I tried to load data using two PIPELINEs, but ER_LOCK_WAIT_TIMEOUT failed.
It was tested in the following scenario.
CREATE one FS PIPELINE using INTO PROCEDURE.
The Procedure inserts the data into a table.
I started the PIPELINE and measured the eapsed time, but it was bad.
- Split the file(single -> number of db partitoions), but nothing changed.
- Reduced or increaed the partitions, but nothing changed.
So, I modified the PIPELINE and started two PIPELINEs at the same time.
After 60 seconds, ER_LOCK_WAIT_TIMEOUT occurs and one PIPELINE failed.
I tried the test in various ways, but nothing changed.
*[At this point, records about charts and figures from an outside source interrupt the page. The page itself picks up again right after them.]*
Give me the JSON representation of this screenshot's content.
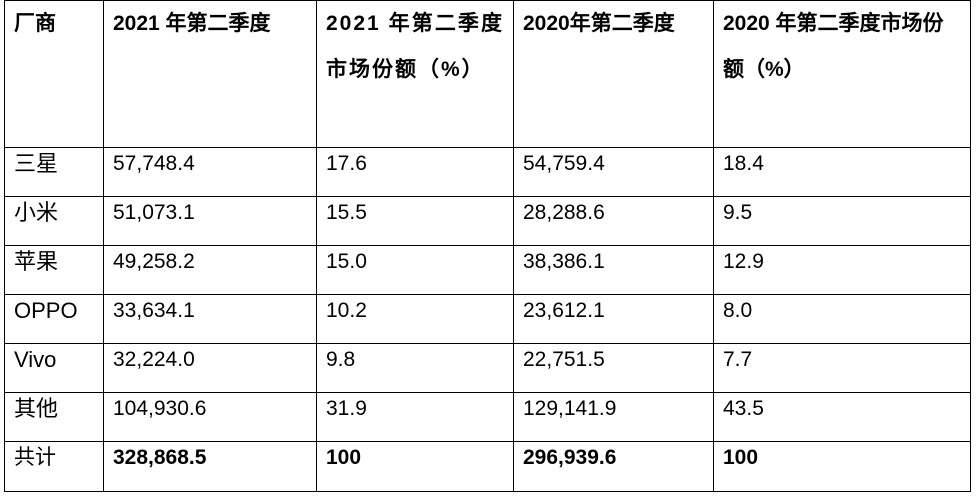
{
  "table": {
    "headers": [
      "厂商",
      "2021 年第二季度",
      "2021 年第二季度市场份额（%）",
      "2020年第二季度",
      "2020 年第二季度市场份额（%）"
    ],
    "rows": [
      [
        "三星",
        "57,748.4",
        "17.6",
        "54,759.4",
        "18.4"
      ],
      [
        "小米",
        "51,073.1",
        "15.5",
        "28,288.6",
        "9.5"
      ],
      [
        "苹果",
        "49,258.2",
        "15.0",
        "38,386.1",
        "12.9"
      ],
      [
        "OPPO",
        "33,634.1",
        "10.2",
        "23,612.1",
        "8.0"
      ],
      [
        "Vivo",
        "32,224.0",
        "9.8",
        "22,751.5",
        "7.7"
      ],
      [
        "其他",
        "104,930.6",
        "31.9",
        "129,141.9",
        "43.5"
      ]
    ],
    "total": [
      "共计",
      "328,868.5",
      "100",
      "296,939.6",
      "100"
    ]
  }
}
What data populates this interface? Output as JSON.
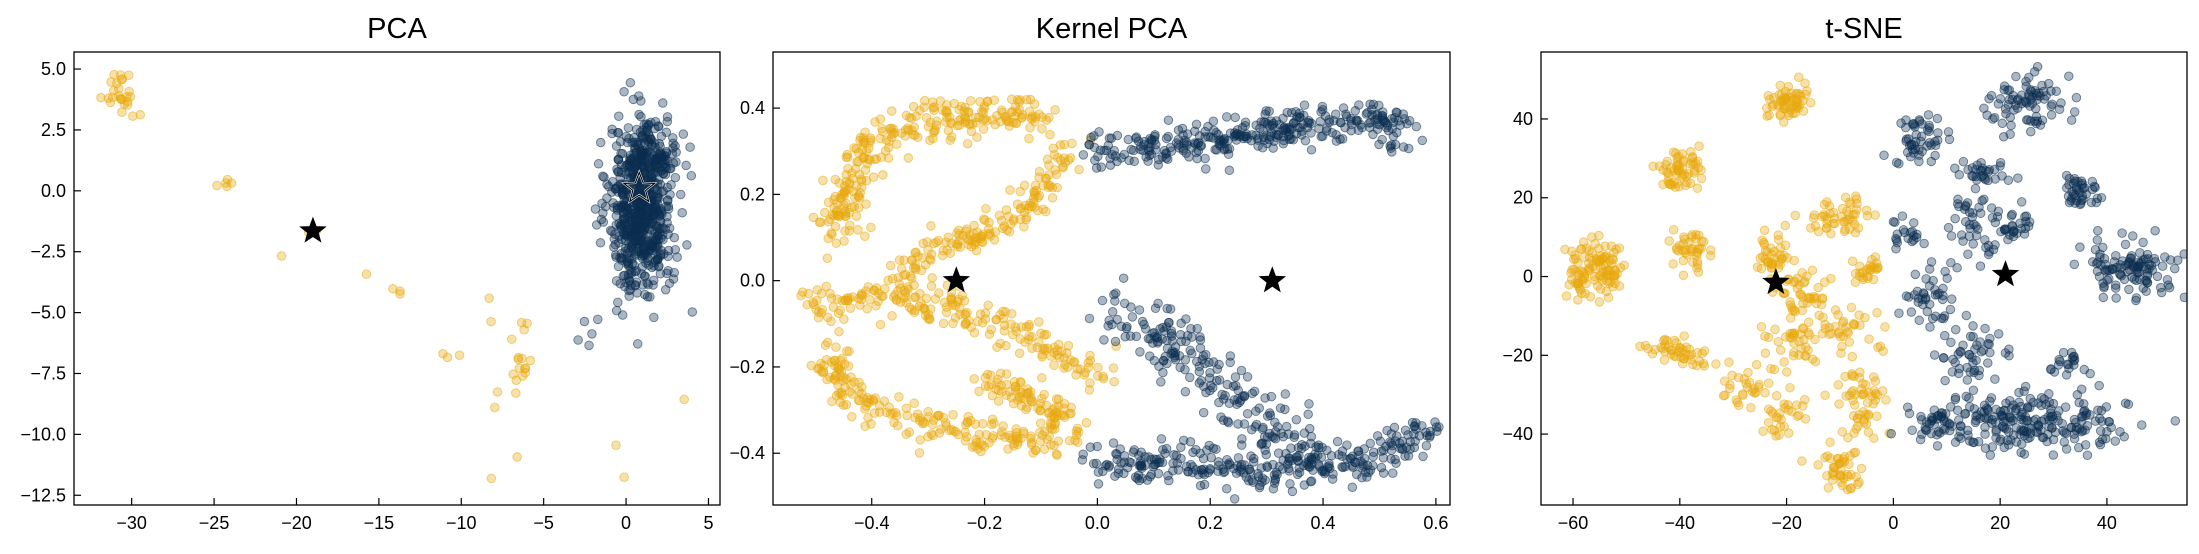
{
  "chart_data": [
    {
      "type": "scatter",
      "title": "PCA",
      "xlabel": "",
      "ylabel": "",
      "xlim": [
        -33.5,
        5.7
      ],
      "ylim": [
        -12.9,
        5.7
      ],
      "xticks": [
        -30,
        -25,
        -20,
        -15,
        -10,
        -5,
        0,
        5
      ],
      "xtick_labels": [
        "−30",
        "−25",
        "−20",
        "−15",
        "−10",
        "−5",
        "0",
        "5"
      ],
      "yticks": [
        5.0,
        2.5,
        0.0,
        -2.5,
        -5.0,
        -7.5,
        -10.0,
        -12.5
      ],
      "ytick_labels": [
        "5.0",
        "2.5",
        "0.0",
        "−2.5",
        "−5.0",
        "−7.5",
        "−10.0",
        "−12.5"
      ],
      "grid": false,
      "clusters": [
        {
          "color": "gold",
          "cx": -30.8,
          "cy": 4.1,
          "sx": 0.6,
          "sy": 0.45,
          "n": 24
        },
        {
          "color": "gold",
          "cx": -29.5,
          "cy": 3.1,
          "sx": 0.2,
          "sy": 0.1,
          "n": 2
        },
        {
          "color": "gold",
          "cx": -24.6,
          "cy": 0.35,
          "sx": 0.5,
          "sy": 0.18,
          "n": 5
        },
        {
          "color": "gold",
          "cx": -19.0,
          "cy": -1.5,
          "sx": 0.4,
          "sy": 0.3,
          "n": 2
        },
        {
          "color": "gold",
          "cx": -21.0,
          "cy": -2.5,
          "sx": 0.1,
          "sy": 0.1,
          "n": 1
        },
        {
          "color": "gold",
          "cx": -14.3,
          "cy": -4.2,
          "sx": 0.6,
          "sy": 0.4,
          "n": 4
        },
        {
          "color": "gold",
          "cx": -10.8,
          "cy": -6.7,
          "sx": 0.4,
          "sy": 0.1,
          "n": 3
        },
        {
          "color": "gold",
          "cx": -8.3,
          "cy": -4.5,
          "sx": 0.1,
          "sy": 0.1,
          "n": 1
        },
        {
          "color": "gold",
          "cx": -7.1,
          "cy": -5.5,
          "sx": 0.5,
          "sy": 0.2,
          "n": 3
        },
        {
          "color": "gold",
          "cx": -6.4,
          "cy": -7.1,
          "sx": 0.3,
          "sy": 0.35,
          "n": 10
        },
        {
          "color": "gold",
          "cx": -7.6,
          "cy": -8.2,
          "sx": 0.5,
          "sy": 0.45,
          "n": 4
        },
        {
          "color": "gold",
          "cx": -6.0,
          "cy": -6.2,
          "sx": 0.4,
          "sy": 0.3,
          "n": 2
        },
        {
          "color": "gold",
          "cx": -6.5,
          "cy": -10.8,
          "sx": 0.1,
          "sy": 0.1,
          "n": 1
        },
        {
          "color": "gold",
          "cx": -8.1,
          "cy": -11.9,
          "sx": 0.1,
          "sy": 0.1,
          "n": 1
        },
        {
          "color": "gold",
          "cx": -0.6,
          "cy": -10.5,
          "sx": 0.1,
          "sy": 0.1,
          "n": 1
        },
        {
          "color": "gold",
          "cx": -0.2,
          "cy": -11.7,
          "sx": 0.1,
          "sy": 0.1,
          "n": 1
        },
        {
          "color": "gold",
          "cx": 3.6,
          "cy": -8.6,
          "sx": 0.1,
          "sy": 0.1,
          "n": 1
        },
        {
          "color": "navy",
          "cx": 0.9,
          "cy": -0.7,
          "sx": 0.95,
          "sy": 1.7,
          "n": 650
        },
        {
          "color": "navy",
          "cx": 1.9,
          "cy": 1.6,
          "sx": 0.7,
          "sy": 0.7,
          "n": 80
        },
        {
          "color": "navy",
          "cx": -2.2,
          "cy": -5.7,
          "sx": 0.5,
          "sy": 0.5,
          "n": 5
        },
        {
          "color": "navy",
          "cx": 3.9,
          "cy": -4.8,
          "sx": 0.1,
          "sy": 0.1,
          "n": 1
        }
      ],
      "centroids": [
        {
          "x": -19.0,
          "y": -1.65,
          "style": "black"
        },
        {
          "x": 0.8,
          "y": 0.1,
          "style": "hollow"
        }
      ]
    },
    {
      "type": "scatter",
      "title": "Kernel PCA",
      "xlabel": "",
      "ylabel": "",
      "xlim": [
        -0.575,
        0.625
      ],
      "ylim": [
        -0.52,
        0.53
      ],
      "xticks": [
        -0.4,
        -0.2,
        0.0,
        0.2,
        0.4,
        0.6
      ],
      "xtick_labels": [
        "−0.4",
        "−0.2",
        "0.0",
        "0.2",
        "0.4",
        "0.6"
      ],
      "yticks": [
        0.4,
        0.2,
        0.0,
        -0.2,
        -0.4
      ],
      "ytick_labels": [
        "0.4",
        "0.2",
        "0.0",
        "−0.2",
        "−0.4"
      ],
      "grid": false,
      "curves": [
        {
          "color": "gold",
          "n": 260,
          "spread": 0.022,
          "points": [
            [
              -0.1,
              0.38
            ],
            [
              -0.2,
              0.38
            ],
            [
              -0.3,
              0.37
            ],
            [
              -0.4,
              0.32
            ],
            [
              -0.45,
              0.2
            ],
            [
              -0.47,
              0.1
            ]
          ]
        },
        {
          "color": "gold",
          "n": 160,
          "spread": 0.018,
          "points": [
            [
              -0.05,
              0.32
            ],
            [
              -0.1,
              0.2
            ],
            [
              -0.2,
              0.1
            ],
            [
              -0.3,
              0.08
            ],
            [
              -0.35,
              -0.02
            ]
          ]
        },
        {
          "color": "gold",
          "n": 200,
          "spread": 0.022,
          "points": [
            [
              -0.52,
              -0.05
            ],
            [
              -0.4,
              -0.04
            ],
            [
              -0.28,
              -0.05
            ],
            [
              -0.15,
              -0.12
            ],
            [
              0.0,
              -0.22
            ]
          ]
        },
        {
          "color": "gold",
          "n": 200,
          "spread": 0.022,
          "points": [
            [
              -0.5,
              -0.15
            ],
            [
              -0.42,
              -0.28
            ],
            [
              -0.3,
              -0.34
            ],
            [
              -0.18,
              -0.36
            ],
            [
              -0.05,
              -0.37
            ]
          ]
        },
        {
          "color": "gold",
          "n": 80,
          "spread": 0.02,
          "points": [
            [
              -0.2,
              -0.22
            ],
            [
              -0.12,
              -0.28
            ],
            [
              -0.05,
              -0.32
            ]
          ]
        },
        {
          "color": "navy",
          "n": 320,
          "spread": 0.022,
          "points": [
            [
              0.0,
              0.3
            ],
            [
              0.12,
              0.31
            ],
            [
              0.25,
              0.33
            ],
            [
              0.38,
              0.36
            ],
            [
              0.5,
              0.38
            ],
            [
              0.55,
              0.32
            ]
          ]
        },
        {
          "color": "navy",
          "n": 200,
          "spread": 0.03,
          "points": [
            [
              0.03,
              -0.07
            ],
            [
              0.1,
              -0.13
            ],
            [
              0.18,
              -0.2
            ],
            [
              0.27,
              -0.3
            ],
            [
              0.38,
              -0.4
            ]
          ]
        },
        {
          "color": "navy",
          "n": 300,
          "spread": 0.024,
          "points": [
            [
              0.0,
              -0.43
            ],
            [
              0.15,
              -0.42
            ],
            [
              0.3,
              -0.43
            ],
            [
              0.45,
              -0.43
            ],
            [
              0.55,
              -0.38
            ],
            [
              0.58,
              -0.33
            ]
          ]
        }
      ],
      "centroids": [
        {
          "x": -0.25,
          "y": 0.0,
          "style": "black"
        },
        {
          "x": 0.31,
          "y": 0.0,
          "style": "black"
        }
      ]
    },
    {
      "type": "scatter",
      "title": "t-SNE",
      "xlabel": "",
      "ylabel": "",
      "xlim": [
        -66,
        55
      ],
      "ylim": [
        -58,
        57
      ],
      "xticks": [
        -60,
        -40,
        -20,
        0,
        20,
        40
      ],
      "xtick_labels": [
        "−60",
        "−40",
        "−20",
        "0",
        "20",
        "40"
      ],
      "yticks": [
        40,
        20,
        0,
        -20,
        -40
      ],
      "ytick_labels": [
        "40",
        "20",
        "0",
        "−20",
        "−40"
      ],
      "grid": false,
      "clusters": [
        {
          "color": "gold",
          "cx": -20,
          "cy": 44,
          "sx": 1.8,
          "sy": 2.2,
          "n": 60
        },
        {
          "color": "gold",
          "cx": -40,
          "cy": 27,
          "sx": 1.8,
          "sy": 2.8,
          "n": 60
        },
        {
          "color": "gold",
          "cx": -56,
          "cy": 2,
          "sx": 2.8,
          "sy": 3.5,
          "n": 110
        },
        {
          "color": "gold",
          "cx": -38,
          "cy": 7,
          "sx": 1.6,
          "sy": 2.4,
          "n": 40
        },
        {
          "color": "gold",
          "cx": -22,
          "cy": 5,
          "sx": 1.6,
          "sy": 3,
          "n": 40
        },
        {
          "color": "gold",
          "cx": -10,
          "cy": 15,
          "sx": 3.5,
          "sy": 2.2,
          "n": 50
        },
        {
          "color": "gold",
          "cx": -5,
          "cy": 1,
          "sx": 1.5,
          "sy": 1.5,
          "n": 25
        },
        {
          "color": "gold",
          "cx": -17,
          "cy": -4,
          "sx": 3,
          "sy": 3,
          "n": 40
        },
        {
          "color": "gold",
          "cx": -8,
          "cy": -13,
          "sx": 4,
          "sy": 3,
          "n": 40
        },
        {
          "color": "gold",
          "cx": -19,
          "cy": -17,
          "sx": 3,
          "sy": 3,
          "n": 35
        },
        {
          "color": "gold",
          "cx": -40,
          "cy": -19,
          "sx": 3.5,
          "sy": 1.5,
          "n": 45
        },
        {
          "color": "gold",
          "cx": -27,
          "cy": -27,
          "sx": 2.5,
          "sy": 3.5,
          "n": 30
        },
        {
          "color": "gold",
          "cx": -21,
          "cy": -35,
          "sx": 2,
          "sy": 3,
          "n": 30
        },
        {
          "color": "gold",
          "cx": -7,
          "cy": -28,
          "sx": 2.5,
          "sy": 3,
          "n": 35
        },
        {
          "color": "gold",
          "cx": -10,
          "cy": -49,
          "sx": 2.5,
          "sy": 2.5,
          "n": 45
        },
        {
          "color": "gold",
          "cx": -5,
          "cy": -37,
          "sx": 2,
          "sy": 2,
          "n": 20
        },
        {
          "color": "navy",
          "cx": 25,
          "cy": 45,
          "sx": 3.5,
          "sy": 3.5,
          "n": 80
        },
        {
          "color": "navy",
          "cx": 5,
          "cy": 35,
          "sx": 2.5,
          "sy": 3.5,
          "n": 50
        },
        {
          "color": "navy",
          "cx": 18,
          "cy": 26,
          "sx": 3,
          "sy": 1.5,
          "n": 30
        },
        {
          "color": "navy",
          "cx": 35,
          "cy": 22,
          "sx": 2.5,
          "sy": 2,
          "n": 40
        },
        {
          "color": "navy",
          "cx": 15,
          "cy": 13,
          "sx": 2,
          "sy": 4,
          "n": 40
        },
        {
          "color": "navy",
          "cx": 23,
          "cy": 13,
          "sx": 2.5,
          "sy": 2,
          "n": 30
        },
        {
          "color": "navy",
          "cx": 44,
          "cy": 2,
          "sx": 4.5,
          "sy": 3.5,
          "n": 110
        },
        {
          "color": "navy",
          "cx": 3,
          "cy": 11,
          "sx": 2,
          "sy": 2,
          "n": 20
        },
        {
          "color": "navy",
          "cx": 7,
          "cy": -5,
          "sx": 3,
          "sy": 4,
          "n": 40
        },
        {
          "color": "navy",
          "cx": 14,
          "cy": -20,
          "sx": 3,
          "sy": 4,
          "n": 50
        },
        {
          "color": "navy",
          "cx": 33,
          "cy": -22,
          "sx": 2,
          "sy": 2,
          "n": 20
        },
        {
          "color": "navy",
          "cx": 25,
          "cy": -37,
          "sx": 9,
          "sy": 3.5,
          "n": 220
        },
        {
          "color": "navy",
          "cx": 8,
          "cy": -37,
          "sx": 3,
          "sy": 2.5,
          "n": 35
        }
      ],
      "centroids": [
        {
          "x": -22,
          "y": -1.5,
          "style": "black"
        },
        {
          "x": 21,
          "y": 0.5,
          "style": "black"
        }
      ]
    }
  ],
  "colors": {
    "gold": "#E8A80C",
    "navy": "#0B2D50",
    "star": "#000000",
    "background": "#ffffff"
  }
}
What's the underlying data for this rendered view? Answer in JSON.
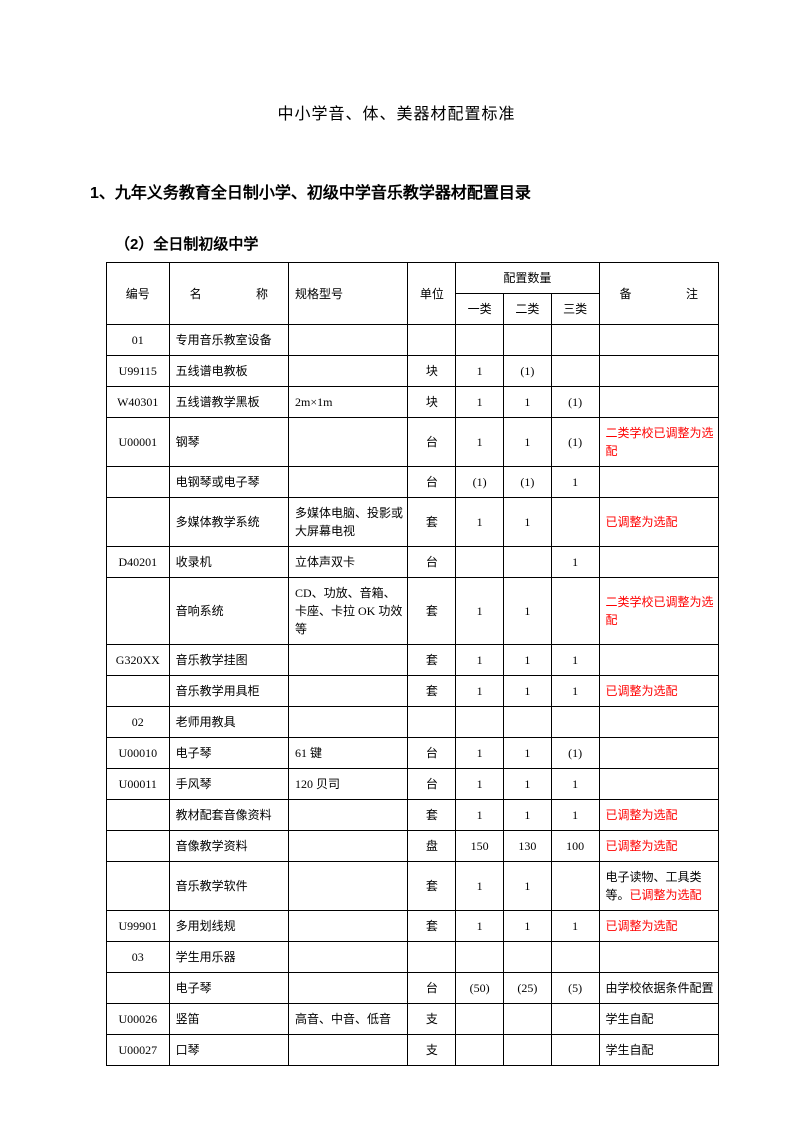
{
  "doc_title": "中小学音、体、美器材配置标准",
  "section_title": "1、九年义务教育全日制小学、初级中学音乐教学器材配置目录",
  "sub_title": "（2）全日制初级中学",
  "headers": {
    "id": "编号",
    "name": "名　　称",
    "spec": "规格型号",
    "unit": "单位",
    "qty_group": "配置数量",
    "qty1": "一类",
    "qty2": "二类",
    "qty3": "三类",
    "note": "备　　注"
  },
  "rows": [
    {
      "id": "01",
      "name": "专用音乐教室设备",
      "spec": "",
      "unit": "",
      "q1": "",
      "q2": "",
      "q3": "",
      "note": "",
      "noteType": "plain"
    },
    {
      "id": "U99115",
      "name": "五线谱电教板",
      "spec": "",
      "unit": "块",
      "q1": "1",
      "q2": "(1)",
      "q3": "",
      "note": "",
      "noteType": "plain"
    },
    {
      "id": "W40301",
      "name": "五线谱教学黑板",
      "spec": "2m×1m",
      "unit": "块",
      "q1": "1",
      "q2": "1",
      "q3": "(1)",
      "note": "",
      "noteType": "plain"
    },
    {
      "id": "U00001",
      "name": "钢琴",
      "spec": "",
      "unit": "台",
      "q1": "1",
      "q2": "1",
      "q3": "(1)",
      "note": "二类学校已调整为选配",
      "noteType": "red"
    },
    {
      "id": "",
      "name": "电钢琴或电子琴",
      "spec": "",
      "unit": "台",
      "q1": "(1)",
      "q2": "(1)",
      "q3": "1",
      "note": "",
      "noteType": "plain"
    },
    {
      "id": "",
      "name": "多媒体教学系统",
      "spec": "多媒体电脑、投影或大屏幕电视",
      "unit": "套",
      "q1": "1",
      "q2": "1",
      "q3": "",
      "note": "已调整为选配",
      "noteType": "red"
    },
    {
      "id": "D40201",
      "name": "收录机",
      "spec": "立体声双卡",
      "unit": "台",
      "q1": "",
      "q2": "",
      "q3": "1",
      "note": "",
      "noteType": "plain"
    },
    {
      "id": "",
      "name": "音响系统",
      "spec": "CD、功放、音箱、卡座、卡拉 OK 功效等",
      "unit": "套",
      "q1": "1",
      "q2": "1",
      "q3": "",
      "note": "二类学校已调整为选配",
      "noteType": "red"
    },
    {
      "id": "G320XX",
      "name": "音乐教学挂图",
      "spec": "",
      "unit": "套",
      "q1": "1",
      "q2": "1",
      "q3": "1",
      "note": "",
      "noteType": "plain"
    },
    {
      "id": "",
      "name": "音乐教学用具柜",
      "spec": "",
      "unit": "套",
      "q1": "1",
      "q2": "1",
      "q3": "1",
      "note": "已调整为选配",
      "noteType": "red"
    },
    {
      "id": "02",
      "name": "老师用教具",
      "spec": "",
      "unit": "",
      "q1": "",
      "q2": "",
      "q3": "",
      "note": "",
      "noteType": "plain"
    },
    {
      "id": "U00010",
      "name": "电子琴",
      "spec": "61 键",
      "unit": "台",
      "q1": "1",
      "q2": "1",
      "q3": "(1)",
      "note": "",
      "noteType": "plain"
    },
    {
      "id": "U00011",
      "name": "手风琴",
      "spec": "120 贝司",
      "unit": "台",
      "q1": "1",
      "q2": "1",
      "q3": "1",
      "note": "",
      "noteType": "plain"
    },
    {
      "id": "",
      "name": "教材配套音像资料",
      "spec": "",
      "unit": "套",
      "q1": "1",
      "q2": "1",
      "q3": "1",
      "note": "已调整为选配",
      "noteType": "red"
    },
    {
      "id": "",
      "name": "音像教学资料",
      "spec": "",
      "unit": "盘",
      "q1": "150",
      "q2": "130",
      "q3": "100",
      "note": "已调整为选配",
      "noteType": "red"
    },
    {
      "id": "",
      "name": "音乐教学软件",
      "spec": "",
      "unit": "套",
      "q1": "1",
      "q2": "1",
      "q3": "",
      "noteBlack": "电子读物、工具类等。",
      "noteRed": "已调整为选配",
      "noteType": "mixed"
    },
    {
      "id": "U99901",
      "name": "多用划线规",
      "spec": "",
      "unit": "套",
      "q1": "1",
      "q2": "1",
      "q3": "1",
      "note": "已调整为选配",
      "noteType": "red"
    },
    {
      "id": "03",
      "name": "学生用乐器",
      "spec": "",
      "unit": "",
      "q1": "",
      "q2": "",
      "q3": "",
      "note": "",
      "noteType": "plain"
    },
    {
      "id": "",
      "name": "电子琴",
      "spec": "",
      "unit": "台",
      "q1": "(50)",
      "q2": "(25)",
      "q3": "(5)",
      "note": "由学校依据条件配置",
      "noteType": "plain"
    },
    {
      "id": "U00026",
      "name": "竖笛",
      "spec": "高音、中音、低音",
      "unit": "支",
      "q1": "",
      "q2": "",
      "q3": "",
      "note": "学生自配",
      "noteType": "plain"
    },
    {
      "id": "U00027",
      "name": "口琴",
      "spec": "",
      "unit": "支",
      "q1": "",
      "q2": "",
      "q3": "",
      "note": "学生自配",
      "noteType": "plain"
    }
  ]
}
- Creating two PROCEDUREs and using them for each PIPELINE, but nothing changed.
Rather than inserting one by one row
INSERT_ALL, INSERT INTO table VALUES (…), (…),…; Using both methods, the performance was good.
But, Like I said above,
If two(or more) PIPELINEs are started, all of the above INSERT methods also cannot avoid ER_LOCK_WAIT_TIMEOUT failed.
I think, This is a big issue.
If there are multiple data files to be INSERT into one table and the format is various,
To use multiple PROCEDUREs, need to creating and starting each PIPELINE for PROCEDUREs.
However, due to this problem, only one of the multiple PIPELINEs will succeed and the other will fail. (Of course, the failed PIPELINE will continue to be retried, so someday it will succeed…)
This means that if PIPELINEs using INTO PROCEDURE are inserted into a single table, the INSERT operation cannot be parallelized.
Is this lock(TABLE(?) LOCK) absolutely necessary?
I’ve seen past articles (ER_LOCK_WAIT_TIMEOUT when two pipelines are running concurrently), but
I think this is by no means a solution.
Any other solutions?